Tadeu Kaçula: Ele surge da necessidade de reafirmar territórios negros na cidade de São Paulo. Casa Verde, Brasilândia, Freguesia do Ó, Limão, Cachoeirinha, Imirim, entre outros, são bairros historicamente negros. É a região mais negra da cidade de São Paulo, a mais negra do Estado de São Paulo e também, segundo alguns estudos e relatos, é a região com mais negros no país. Existe em São Paulo uma forte investida para apagar as digitais negras, uma tentativa de apagamento da história negra que ajudou a edificar o Estado de São Paulo.

E principalmente a cidade de São Paulo…

Sim. E, em contradição, é a cidade mais racista e fascista do país. Por isso a necessidade de ressignificar e reafirmar esses territórios.

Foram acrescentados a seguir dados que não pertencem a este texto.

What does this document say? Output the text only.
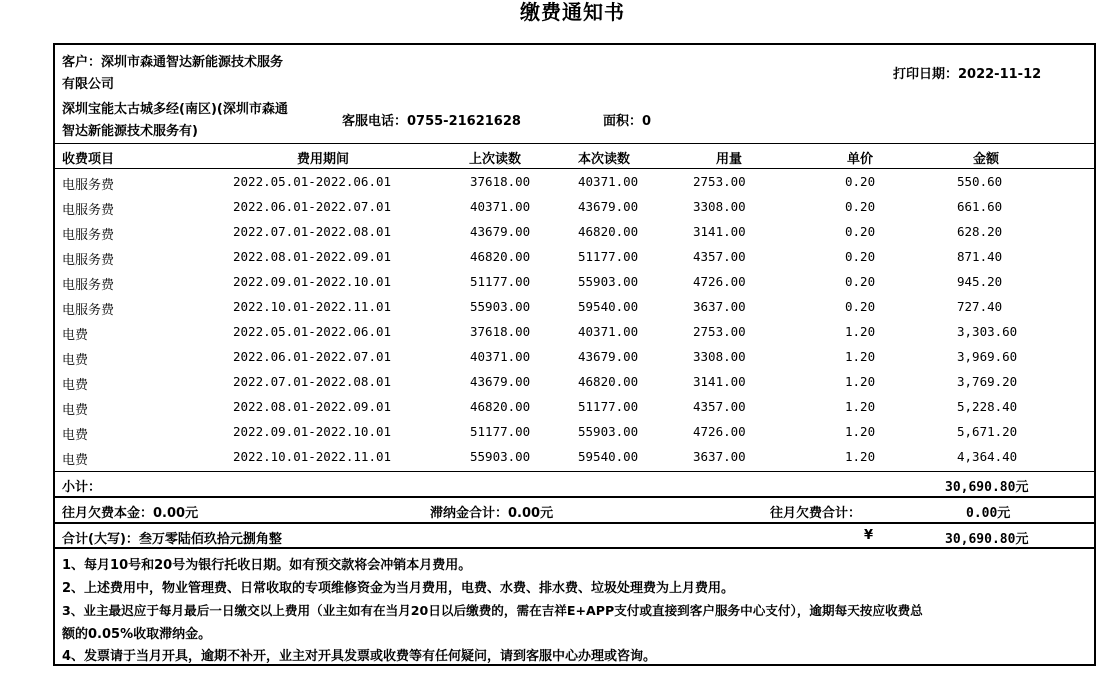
缴费通知书
客户：深圳市森通智达新能源技术服务
有限公司
深圳宝能太古城多经(南区)(深圳市森通
智达新能源技术服务有)
客服电话：0755-21621628	面积：0
打印日期：2022-11-12
收费项目	费用期间	上次读数	本次读数	用量	单价	金额
电服务费	2022.05.01-2022.06.01	37618.00	40371.00	2753.00	0.20	550.60
电服务费	2022.06.01-2022.07.01	40371.00	43679.00	3308.00	0.20	661.60
电服务费	2022.07.01-2022.08.01	43679.00	46820.00	3141.00	0.20	628.20
电服务费	2022.08.01-2022.09.01	46820.00	51177.00	4357.00	0.20	871.40
电服务费	2022.09.01-2022.10.01	51177.00	55903.00	4726.00	0.20	945.20
电服务费	2022.10.01-2022.11.01	55903.00	59540.00	3637.00	0.20	727.40
电费	2022.05.01-2022.06.01	37618.00	40371.00	2753.00	1.20	3,303.60
电费	2022.06.01-2022.07.01	40371.00	43679.00	3308.00	1.20	3,969.60
电费	2022.07.01-2022.08.01	43679.00	46820.00	3141.00	1.20	3,769.20
电费	2022.08.01-2022.09.01	46820.00	51177.00	4357.00	1.20	5,228.40
电费	2022.09.01-2022.10.01	51177.00	55903.00	4726.00	1.20	5,671.20
电费	2022.10.01-2022.11.01	55903.00	59540.00	3637.00	1.20	4,364.40
小计：	30,690.80元
往月欠费本金：0.00元	滞纳金合计：0.00元	往月欠费合计：	0.00元
合计(大写)：叁万零陆佰玖拾元捌角整	¥	30,690.80元
1、每月10号和20号为银行托收日期。如有预交款将会冲销本月费用。
2、上述费用中，物业管理费、日常收取的专项维修资金为当月费用，电费、水费、排水费、垃圾处理费为上月费用。
3、业主最迟应于每月最后一日缴交以上费用（业主如有在当月20日以后缴费的，需在吉祥E+APP支付或直接到客户服务中心支付），逾期每天按应收费总
额的0.05%收取滞纳金。
4、发票请于当月开具，逾期不补开，业主对开具发票或收费等有任何疑问，请到客服中心办理或咨询。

Fazer com que, de fato, possamos mostrar por meio de publicações, fotografias, áudios, como a presença negra é importante.

O que te chamou a atenção no começo da pesquisa?

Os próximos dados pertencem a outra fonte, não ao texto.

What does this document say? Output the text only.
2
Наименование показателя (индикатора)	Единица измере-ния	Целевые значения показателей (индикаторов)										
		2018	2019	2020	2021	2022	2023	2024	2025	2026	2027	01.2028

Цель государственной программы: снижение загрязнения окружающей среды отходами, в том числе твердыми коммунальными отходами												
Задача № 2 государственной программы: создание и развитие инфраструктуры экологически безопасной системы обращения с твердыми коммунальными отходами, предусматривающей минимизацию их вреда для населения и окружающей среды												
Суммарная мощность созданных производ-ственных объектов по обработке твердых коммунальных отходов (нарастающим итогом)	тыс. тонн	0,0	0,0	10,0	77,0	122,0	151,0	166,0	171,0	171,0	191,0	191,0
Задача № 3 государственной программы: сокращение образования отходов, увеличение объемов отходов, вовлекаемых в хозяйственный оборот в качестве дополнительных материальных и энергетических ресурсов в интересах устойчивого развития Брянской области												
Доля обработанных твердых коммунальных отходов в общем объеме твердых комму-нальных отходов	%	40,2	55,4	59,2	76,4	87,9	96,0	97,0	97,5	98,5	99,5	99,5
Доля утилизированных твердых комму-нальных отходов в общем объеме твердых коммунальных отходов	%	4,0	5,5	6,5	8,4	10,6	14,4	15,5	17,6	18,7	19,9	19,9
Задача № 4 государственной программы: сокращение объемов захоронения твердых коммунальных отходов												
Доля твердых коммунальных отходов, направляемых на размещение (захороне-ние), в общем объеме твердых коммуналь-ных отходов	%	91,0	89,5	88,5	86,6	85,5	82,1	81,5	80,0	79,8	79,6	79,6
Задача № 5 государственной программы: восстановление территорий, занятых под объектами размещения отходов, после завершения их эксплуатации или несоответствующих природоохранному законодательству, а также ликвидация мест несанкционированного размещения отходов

Foi a história do bairro da Liberdade [região central da cidade] e os impactos da especulação imobiliária é perversa em expulsar as populações. Eu uso o termo “higienização étnica” dos territórios. Se a gente não começar a escrever sobre isso, debater sobre isso e colocar luz sobre a história real desses bairros, a gente vai continuar sofrendo com esses apagamentos da cultura negra.

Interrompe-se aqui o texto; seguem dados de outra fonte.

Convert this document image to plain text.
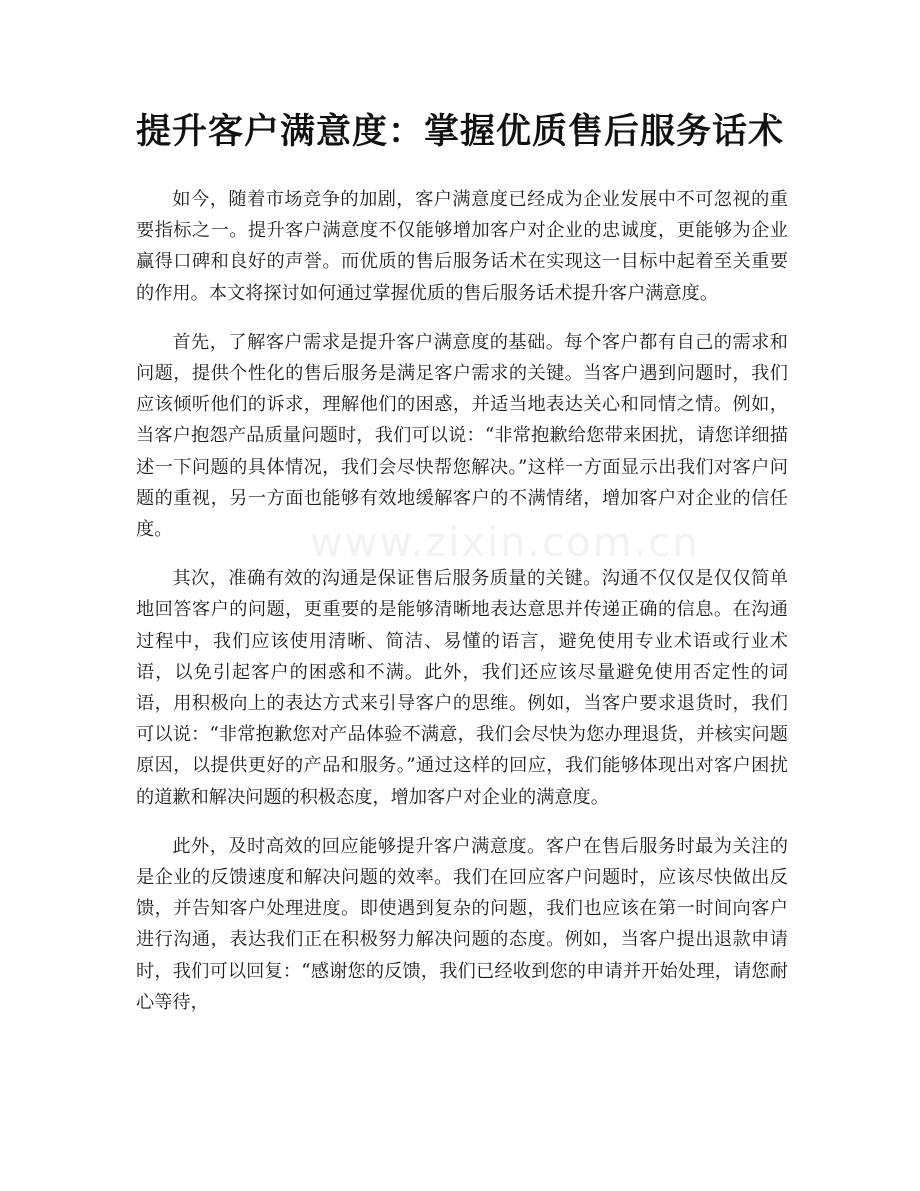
提升客户满意度：掌握优质售后服务话术

如今，随着市场竞争的加剧，客户满意度已经成为企业发展中不可忽视的重要指标之一。提升客户满意度不仅能够增加客户对企业的忠诚度，更能够为企业赢得口碑和良好的声誉。而优质的售后服务话术在实现这一目标中起着至关重要的作用。本文将探讨如何通过掌握优质的售后服务话术提升客户满意度。

首先，了解客户需求是提升客户满意度的基础。每个客户都有自己的需求和问题，提供个性化的售后服务是满足客户需求的关键。当客户遇到问题时，我们应该倾听他们的诉求，理解他们的困惑，并适当地表达关心和同情之情。例如，当客户抱怨产品质量问题时，我们可以说：“非常抱歉给您带来困扰，请您详细描述一下问题的具体情况，我们会尽快帮您解决。”这样一方面显示出我们对客户问题的重视，另一方面也能够有效地缓解客户的不满情绪，增加客户对企业的信任度。

其次，准确有效的沟通是保证售后服务质量的关键。沟通不仅仅是仅仅简单地回答客户的问题，更重要的是能够清晰地表达意思并传递正确的信息。在沟通过程中，我们应该使用清晰、简洁、易懂的语言，避免使用专业术语或行业术语，以免引起客户的困惑和不满。此外，我们还应该尽量避免使用否定性的词语，用积极向上的表达方式来引导客户的思维。例如，当客户要求退货时，我们可以说：“非常抱歉您对产品体验不满意，我们会尽快为您办理退货，并核实问题原因，以提供更好的产品和服务。”通过这样的回应，我们能够体现出对客户困扰的道歉和解决问题的积极态度，增加客户对企业的满意度。

此外，及时高效的回应能够提升客户满意度。客户在售后服务时最为关注的是企业的反馈速度和解决问题的效率。我们在回应客户问题时，应该尽快做出反馈，并告知客户处理进度。即使遇到复杂的问题，我们也应该在第一时间向客户进行沟通，表达我们正在积极努力解决问题的态度。例如，当客户提出退款申请时，我们可以回复：“感谢您的反馈，我们已经收到您的申请并开始处理，请您耐心等待，

www.zixin.com.cn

Você também tem um vínculo afetivo com a Casa Verde?

Sou nascido e criado na Casa Verde. Nasci na antiga rua Odete, número 930. Circulando pelo bairro você percebe uma identificação imediata porque tem uma grande quantidade de famílias negras que moram na região. Ali perto, na divisa com o Limão, tem o bairro Vila Carolina, que é conhecido como “Navio Negreiro”, é um território importante. São famílias que trazem consigo não apenas a questão da ocupação territorial mas também diversas tradições negras vindas do interior do Estado e de outras regiões do Brasil formando um território de cultura negra.

Essa cultura não é apenas o samba. Ela vai além, não é?

Existe uma gama significativa de cultura acontecendo na zona Norte além do samba. Tem presença de Ylês de Candomblé, tem Templos de Umbanda, tem Afoxés. O principal é o Afoxé Omo Dadá da mãe Vanda de Oxun, que faz parte da história não só da zona Norte, mas da cidade. Desde os tempos dos desfiles na avenida Tiradentes, o Omo Dadá é o afoxé que abre o Carnaval de São Paulo. Na zona Norte, você encontra famílias que cultuam o Batuque de Umbigada, vindo o interior do Estado de cidade como Tietê, Piracicaba, Capivari, entre outras.

Sobre o que mais fala o livro?

Tem a participação negra nas artes plásticas. A famílias do João Cândido Silva, conhecido como Cachimbo e que é um dos fundadores da Unidos do Peruche, é uma família muito importante nas artes plásticas com reconhecimento internacional e eles moram na Casa Verde Alta.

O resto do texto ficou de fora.